January 2026
First Light
The greenhouse is quiet in January. Outside, the Wasatch front holds snow. Inside the dome, the air stays warm — not from heaters but from the earth itself, pulled through tubes beneath the floor. A climate battery. The ground remembers summer.
This is Thistlebridge. A house in Utah with a geodesic dome greenhouse. We've been building here for a while now, and it seems time to start sharing what we're learning.
The primary work is plants. The greenhouse has a wicking system — 1,080 cups on shelves, fed by tubing that keeps the growing medium moist from below. Tomatoes, peppers, herbs, marigolds. We grow more starts than one household needs, so the extras go to neighbors.

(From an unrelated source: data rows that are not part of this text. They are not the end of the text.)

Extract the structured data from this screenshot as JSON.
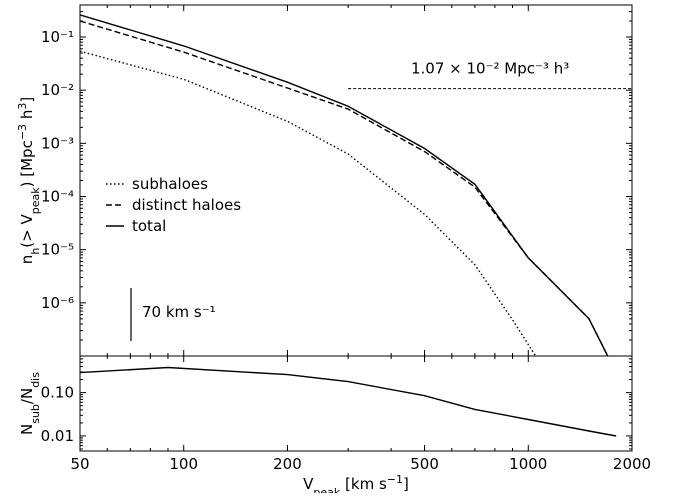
{
  "chart_data": [
    {
      "type": "line",
      "log_x": true,
      "log_y": true,
      "ylabel": [
        {
          "text": "n"
        },
        {
          "text": "h",
          "shift": "sub"
        },
        {
          "text": "(> V"
        },
        {
          "text": "peak",
          "shift": "sub"
        },
        {
          "text": ") [Mpc"
        },
        {
          "text": "−3",
          "shift": "super"
        },
        {
          "text": " h"
        },
        {
          "text": "3",
          "shift": "super"
        },
        {
          "text": "]"
        }
      ],
      "xlim": [
        50,
        2000
      ],
      "ylim": [
        1e-07,
        0.4
      ],
      "yticks": [
        {
          "value": 0.1,
          "label": "10⁻¹"
        },
        {
          "value": 0.01,
          "label": "10⁻²"
        },
        {
          "value": 0.001,
          "label": "10⁻³"
        },
        {
          "value": 0.0001,
          "label": "10⁻⁴"
        },
        {
          "value": 1e-05,
          "label": "10⁻⁵"
        },
        {
          "value": 1e-06,
          "label": "10⁻⁶"
        }
      ],
      "legend": "center left",
      "series": [
        {
          "name": "subhaloes",
          "color": "#000000",
          "dash": "dotted",
          "x": [
            50,
            100,
            200,
            300,
            500,
            700,
            900,
            1050
          ],
          "values": [
            0.054,
            0.016,
            0.0026,
            0.00063,
            4.6e-05,
            5.2e-06,
            4.8e-07,
            1e-07
          ]
        },
        {
          "name": "distinct haloes",
          "color": "#000000",
          "dash": "dashed",
          "x": [
            50,
            100,
            200,
            300,
            500,
            700,
            1000,
            1500,
            1700
          ],
          "values": [
            0.2,
            0.052,
            0.011,
            0.0044,
            0.0007,
            0.00015,
            7e-06,
            5e-07,
            1e-07
          ]
        },
        {
          "name": "total",
          "color": "#000000",
          "dash": "solid",
          "x": [
            50,
            100,
            200,
            300,
            500,
            700,
            1000,
            1500,
            1700
          ],
          "values": [
            0.26,
            0.068,
            0.0141,
            0.005,
            0.0008,
            0.00017,
            7e-06,
            5e-07,
            1e-07
          ]
        }
      ],
      "hline": {
        "value": 0.0107,
        "xmin": 300,
        "label": "1.07 × 10⁻² Mpc⁻³ h³"
      },
      "annotation": "70 km s⁻¹"
    },
    {
      "type": "line",
      "log_x": true,
      "log_y": true,
      "xlabel": [
        {
          "text": "V"
        },
        {
          "text": "peak",
          "shift": "sub"
        },
        {
          "text": " [km s"
        },
        {
          "text": "−1",
          "shift": "super"
        },
        {
          "text": "]"
        }
      ],
      "ylabel": [
        {
          "text": "N"
        },
        {
          "text": "sub",
          "shift": "sub"
        },
        {
          "text": "/N"
        },
        {
          "text": "dis",
          "shift": "sub"
        }
      ],
      "xlim": [
        50,
        2000
      ],
      "ylim": [
        0.0045,
        0.7
      ],
      "xticks": [
        50,
        100,
        200,
        500,
        1000,
        2000
      ],
      "yticks": [
        {
          "value": 0.1,
          "label": "0.10"
        },
        {
          "value": 0.01,
          "label": "0.01"
        }
      ],
      "series": [
        {
          "color": "#000000",
          "dash": "solid",
          "x": [
            50,
            90,
            200,
            300,
            500,
            700,
            1000,
            1500,
            1800
          ],
          "values": [
            0.29,
            0.38,
            0.26,
            0.18,
            0.085,
            0.041,
            0.024,
            0.013,
            0.01
          ]
        }
      ]
    }
  ]
}
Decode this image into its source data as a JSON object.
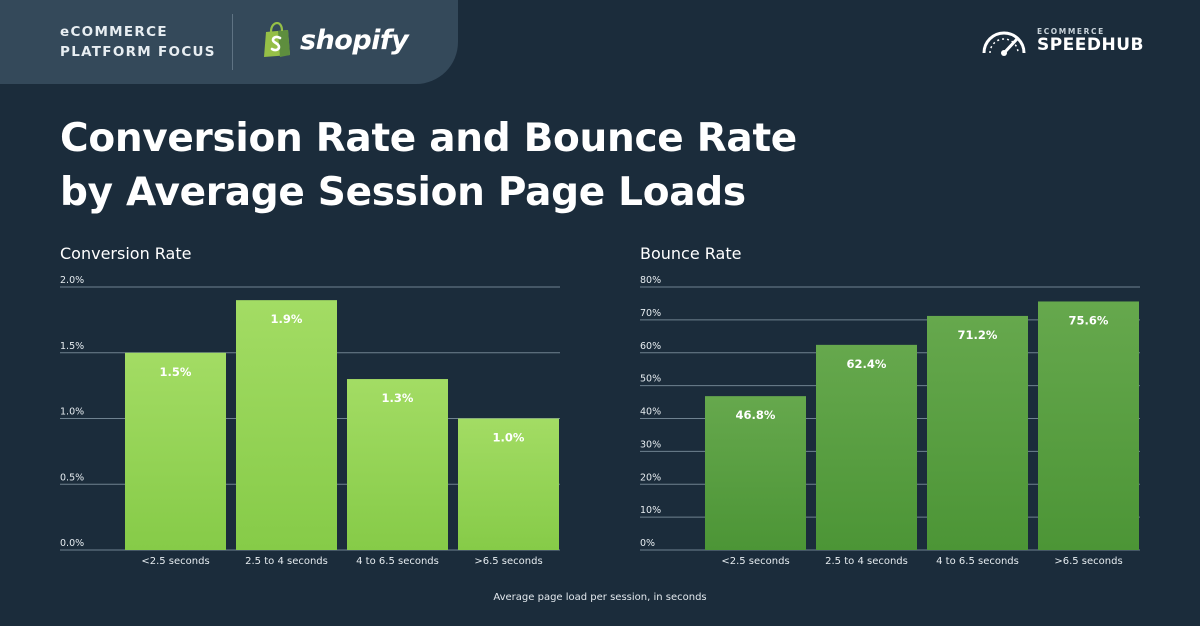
{
  "header": {
    "focus_line1": "eCOMMERCE",
    "focus_line2": "PLATFORM FOCUS",
    "platform_name": "shopify",
    "brand_small": "ECOMMERCE",
    "brand_big": "SPEEDHUB"
  },
  "title_line1": "Conversion Rate and Bounce Rate",
  "title_line2": "by Average Session Page Loads",
  "footnote": "Average page load per session, in seconds",
  "colors": {
    "background": "#1b2c3b",
    "conversion_bar_top": "#a3dc64",
    "conversion_bar_bottom": "#86cb48",
    "bounce_bar_top": "#66a84d",
    "bounce_bar_bottom": "#4c9536",
    "grid": "#6f8290",
    "shopify_green": "#95bf47"
  },
  "chart_data": [
    {
      "type": "bar",
      "title": "Conversion Rate",
      "categories": [
        "<2.5 seconds",
        "2.5 to 4 seconds",
        "4 to 6.5 seconds",
        ">6.5 seconds"
      ],
      "values": [
        1.5,
        1.9,
        1.3,
        1.0
      ],
      "value_labels": [
        "1.5%",
        "1.9%",
        "1.3%",
        "1.0%"
      ],
      "ylim": [
        0,
        2.0
      ],
      "yticks": [
        0,
        0.5,
        1.0,
        1.5,
        2.0
      ],
      "ytick_labels": [
        "0.0%",
        "0.5%",
        "1.0%",
        "1.5%",
        "2.0%"
      ],
      "grid": true,
      "xlabel": "Average page load per session, in seconds"
    },
    {
      "type": "bar",
      "title": "Bounce Rate",
      "categories": [
        "<2.5 seconds",
        "2.5 to 4 seconds",
        "4 to 6.5 seconds",
        ">6.5 seconds"
      ],
      "values": [
        46.8,
        62.4,
        71.2,
        75.6
      ],
      "value_labels": [
        "46.8%",
        "62.4%",
        "71.2%",
        "75.6%"
      ],
      "ylim": [
        0,
        80
      ],
      "yticks": [
        0,
        10,
        20,
        30,
        40,
        50,
        60,
        70,
        80
      ],
      "ytick_labels": [
        "0%",
        "10%",
        "20%",
        "30%",
        "40%",
        "50%",
        "60%",
        "70%",
        "80%"
      ],
      "grid": true,
      "xlabel": "Average page load per session, in seconds"
    }
  ]
}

The setup also serves as a test bed for some other things we're interested in: local computing, documentation systems, ways of capturing and sharing practical knowledge. But that's secondary. Mostly it's just a house with an ambitious garden.
The name comes from the weed and the structure. A thistle persists in marginal places, provides for pollinators and birds, has uses that modern abundance lets us forget. A bridge connects separated places. We're on a marginal parcel next to a freeway, trying to connect practical work with the people nearby who might benefit from it.
At the north end of the dome, a pond holds a blue lotus — Nymphaea caerulea. It hasn't bloomed yet. We're building sensors to track when it does.
The light in January is thin but present. Spring will come. Seeds wait in packets.